A New Drug Target in Allergic Diseases: Bruton Tyrosine Kinase.

Though first recognized as a signaling molecule in B cells, Bruton tyrosine kinase (BTK) has been shown to play a crucial role in signal transduction in innate and adaptive immune cells. BTK is an attractive therapeutic target, given its diverse role in immune regulation. Development of the first-generation BTK inhibitor (BTKi), ibrutinib, revolutionized the treatment of B-cell malignancies. Since its approval, newer-generation BTKis with improved pharmacological properties have been developed, with higher selectivity for BTK and fewer off-target effects than ibrutinib. BTK is essential for IgE-driven allergic responses and may influence IgE antibody production by B cells. Activation of BTK via the high-affinity Fc receptor for IgE, FcεRI, results in mast cell and basophil degranulation and release of histamine and other inflammatory mediators. BTKis are a potential novel therapeutic option in patients with mast cell-driven autoimmune and allergic diseases.
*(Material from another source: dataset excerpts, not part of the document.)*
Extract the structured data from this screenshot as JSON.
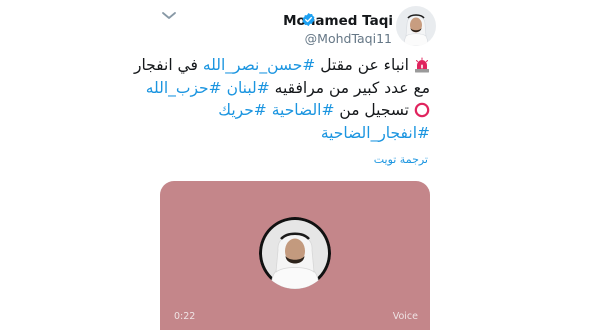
{
  "user": {
    "name": "Mohamed Taqi",
    "handle": "@MohdTaqi11"
  },
  "tweet": {
    "line1": {
      "emoji": "siren-emoji",
      "text_start": "انباء عن مقتل ",
      "hashtag": "#حسن_نصر_الله",
      "text_end": " في انفجار"
    },
    "line2": {
      "text_start": "مع عدد كبير من مرافقيه ",
      "hashtag1": "#لبنان",
      "hashtag2": "#حزب_الله"
    },
    "line3": {
      "emoji": "red-circle-emoji",
      "text_start": "تسجيل من ",
      "hashtag1": "#الضاحية",
      "hashtag2": "#حريك"
    },
    "line4": {
      "hashtag": "#انفجار_الضاحية"
    },
    "translate_label": "ترجمة تويت"
  },
  "media": {
    "duration": "0:22",
    "badge": "Voice"
  },
  "colors": {
    "link": "#1b95e0",
    "verified": "#1da1f2",
    "media_bg": "#c4868a",
    "secondary_text": "#657786"
  }
}
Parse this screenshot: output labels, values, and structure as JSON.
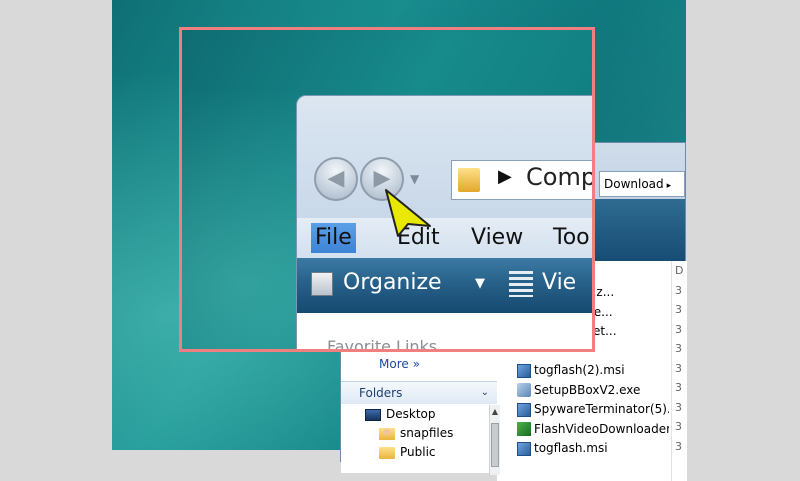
{
  "explorer": {
    "address": {
      "segment": "Download",
      "arrow": "▸"
    },
    "nav": {
      "more_label": "More",
      "more_arrows": "»",
      "folders_label": "Folders",
      "folders_chevron": "⌄"
    },
    "tree": [
      {
        "label": "Desktop",
        "icon": "desktop-icon"
      },
      {
        "label": "snapfiles",
        "icon": "user-folder-icon"
      },
      {
        "label": "Public",
        "icon": "folder-icon"
      }
    ],
    "files": [
      {
        "name": "Pro_setup.z...",
        "icon": "zip-icon"
      },
      {
        "name": "y_advisor.e...",
        "icon": "exe-icon"
      },
      {
        "name": "onverterSet...",
        "icon": "exe-icon"
      },
      {
        "name": "",
        "icon": ""
      },
      {
        "name": "togflash(2).msi",
        "icon": "msi-icon"
      },
      {
        "name": "SetupBBoxV2.exe",
        "icon": "exe-icon"
      },
      {
        "name": "SpywareTerminator(5)....",
        "icon": "msi-icon"
      },
      {
        "name": "FlashVideoDownloader....",
        "icon": "flashvideo-icon"
      },
      {
        "name": "togflash.msi",
        "icon": "msi-icon"
      }
    ],
    "column_header": "D",
    "column_values": [
      "3",
      "3",
      "3",
      "3",
      "3",
      "3",
      "3",
      "3",
      "3"
    ]
  },
  "zoom": {
    "address_text": "Comp",
    "address_arrow": "▶",
    "menu": [
      {
        "label": "File",
        "highlighted": true
      },
      {
        "label": "Edit",
        "highlighted": false
      },
      {
        "label": "View",
        "highlighted": false
      },
      {
        "label": "Too",
        "highlighted": false
      }
    ],
    "toolbar": {
      "organize_label": "Organize",
      "organize_drop": "▼",
      "views_label": "Vie"
    },
    "faded_text": "Favorite Links"
  },
  "colors": {
    "zoom_border": "#f08080",
    "menu_highlight": "#4a90e2",
    "cursor_fill": "#e8e800"
  }
}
This review summarizes the current evidence for BTK in urticaria (chronic spontaneous and chronic inducible urticaria [CSU/CIndU]), asthma, food allergy, and atopic dermatitis (AD). It also highlights the efficacy of BTKis in urticaria and allergic diseases where FcεRI/IgE is the pathogenic target. Based on limited available data, BTK does not seem to have a prominent role in the pathogenesis of AD, and its role in asthma is unclear, thus necessitating further clinical research. Remibrutinib and rilzabrutinib have shown the most promise in allergic and autoimmune diseases to date; remibrutinib is approved in adults with CSU, and rilzabrutinib is approved in adults with persistent or chronic immune thrombocytopenia.